In Five Years(66)
We gather at dusk. Berg and Carl, from our twenties in New York. Morgan and Ariel. The gallery girls. Two friends from Paris, and a few girlfriends from college. The guys from a reading series she used to participate in. These people who have all loved her, appreciated her, and saw different parts of her flourishing, pulsing soul.
We gather on that slice of terrace, shivering, coats bundled, but needing to be outside, to be in the air. Morgan refills my wineglass. Ariel clears her throat.
“I’d like to read something,” she says.
“Of course,” I tell her.
We gather in a little horseshoe. Spread out.
Of the two, Ariel is shier, a little more reserved than Morgan. She begins.
“Bella sent me this poem about a month ago. She asked me to read it. She was a great artist, but she was also a really great writer. Was—” She shakes her head. “Anyway, I wanted to share it tonight.”
She clears her throat. She begins to read:
There is a path of land that exists Beyond the sea and the sky.
It is behind the mountains,
Past even the hills—
Those of luscious green that
Roll up into the heavens.
I have been there, with you.
It is not big, although not too small.
Perhaps you could perch a house on its width, But we have never considered it.
What would be the use?
We already live there.
When the night closes
And the city stills,
I am there, with you.
Our mouths laughing, our heads vacant Of all but what is.
And what is? I ask.
This, you say. You and I, here.
We are all silent after she finishes. I know what place. It is a field, surrounded by mountains and fog, where a river runs through. It is quiet and peaceful and eternal. It is that apartment.
I pull my coat tighter around me. It’s cold, but the cold feels good. It reminds me for the first time in a week that I am here, that I have flesh, that I am real. Berg steps forward next. He reads from Chaucer, a favorite stanza of hers from graduate school. He puts on a voice. Everyone laughs.
There is champagne and her favorite cookies, from Birdbath on Seventh. There is also pizza from Rubirosa, but no one has touched it. We need her to return, smiling, full of life, gifting us back our appetites.
Finally, it is my turn.
“Thank you all for coming,” I tell them. “Greg and I knew she’d want something with the people she loved that wasn’t so formal.”
“Although Bella loved black tie,” Morgan chimes in.
We laugh. “That she did. She was a spinning, spiraling spirit that touched all of us. I miss her,” I say. “I will forever. “
The wind whistles over the city, and I think it’s her, saying a final farewell.
We stay until our fingers are frozen and our faces are chapped, and then it’s time to go home. I hug Morgan and Ariel goodbye.

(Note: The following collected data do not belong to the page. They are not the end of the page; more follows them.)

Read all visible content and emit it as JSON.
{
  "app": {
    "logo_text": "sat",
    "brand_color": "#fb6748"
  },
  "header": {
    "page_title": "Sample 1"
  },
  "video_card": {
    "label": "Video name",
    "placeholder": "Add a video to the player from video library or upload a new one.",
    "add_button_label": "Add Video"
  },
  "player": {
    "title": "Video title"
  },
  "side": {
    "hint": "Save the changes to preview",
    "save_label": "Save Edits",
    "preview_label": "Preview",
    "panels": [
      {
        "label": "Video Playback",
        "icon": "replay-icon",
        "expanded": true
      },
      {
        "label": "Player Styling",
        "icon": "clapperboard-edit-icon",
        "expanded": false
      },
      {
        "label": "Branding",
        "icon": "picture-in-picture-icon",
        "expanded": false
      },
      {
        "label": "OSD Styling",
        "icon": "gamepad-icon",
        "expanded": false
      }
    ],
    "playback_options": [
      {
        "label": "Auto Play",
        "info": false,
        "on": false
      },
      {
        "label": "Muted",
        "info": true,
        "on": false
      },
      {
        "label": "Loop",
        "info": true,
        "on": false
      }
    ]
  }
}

They promise to come over next week and help us sort through Bella’s stuff. Berg and Carl leave. The gallery girls tell me to come by—I say I will. They have a new exhibit going up. She was proud of it. I should see.
Then it’s just the two of us. Aaron doesn’t ask if he can come with me, but when the car arrives, he gets in. We travel downtown in silence. We speed across the Brooklyn Bridge, miraculously devoid of traffic. No roadblocks. Not anymore. We pull up to the building.

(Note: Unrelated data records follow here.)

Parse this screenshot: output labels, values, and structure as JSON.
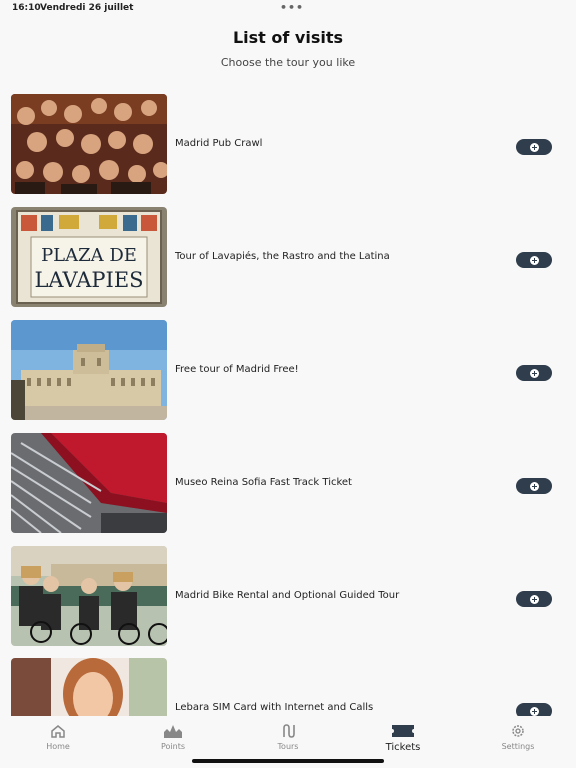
{
  "status": {
    "time": "16:10",
    "date": "Vendredi 26 juillet"
  },
  "header": {
    "title": "List of visits",
    "subtitle": "Choose the tour you like"
  },
  "visits": [
    {
      "title": "Madrid Pub Crawl"
    },
    {
      "title": "Tour of Lavapiés, the Rastro and the Latina"
    },
    {
      "title": "Free tour of Madrid Free!"
    },
    {
      "title": "Museo Reina Sofia Fast Track Ticket"
    },
    {
      "title": "Madrid Bike Rental and Optional Guided Tour"
    },
    {
      "title": "Lebara SIM Card with Internet and Calls"
    }
  ],
  "sign": {
    "line1": "PLAZA DE",
    "line2": "LAVAPIES"
  },
  "tabs": [
    {
      "label": "Home",
      "icon": "home-icon"
    },
    {
      "label": "Points",
      "icon": "landmark-icon"
    },
    {
      "label": "Tours",
      "icon": "route-icon"
    },
    {
      "label": "Tickets",
      "icon": "ticket-icon",
      "active": true
    },
    {
      "label": "Settings",
      "icon": "gear-icon"
    }
  ],
  "colors": {
    "accent": "#2f3d4c",
    "background": "#f8f8f8",
    "text": "#222222"
  }
}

They keys, now in my possession.
Through the door, up the elevator, into the apartment. Everything I’ve fought against, now made manifest at my very own hands.
I take off my shoes. I go to the bed. I lie down. I know what is going to happen. I know exactly how we will live it.
Chapter Forty-One
I must fall asleep because I wake up, and he’s here, and the reality of it, of Bella’s loss, of the last few months, swirls around us like the impending storm.
“Hey,” Aaron says. “Are you okay?”
“No,” I say. “I’m not.”
He sighs. He walks over to me. “You fell asleep.”
“What are you doing here?” I ask him, because I want to know. I want him to say it. I want to get it out, now, into the open.
“Come on,” he says, refusing. Although if it’s the refusal of the inevitable, or the unwillingness to answer the question, I do not know.
“Do you know me?”
I want to explain to him, although I suspect he understands, that I am not this person. That what has happened, what is happening, here, between us, is not me. That I would never betray her. But that she’s gone. She’s gone, and I do not know what to do with this—with everything she left in her wake.
He puts a knee on the bed. “Dannie,” he says. “Are you really asking me that?”
“I don’t know,” I say. “I don’t know where I am.”
“It was a good night,” he says, gently, reminding me. “Wasn’t it?”
Of course it was. It was what she would have wanted. This gathering of what she stood for. Spontaneity, love. A good Manhattan view.
“Yeah,” I say. It was.
I catch the TV. A storm is coming, circling it’s way closer to us. Seven inches of snow, they’re predicting.
“Are you hungry?” he asks me. Neither of us ate tonight.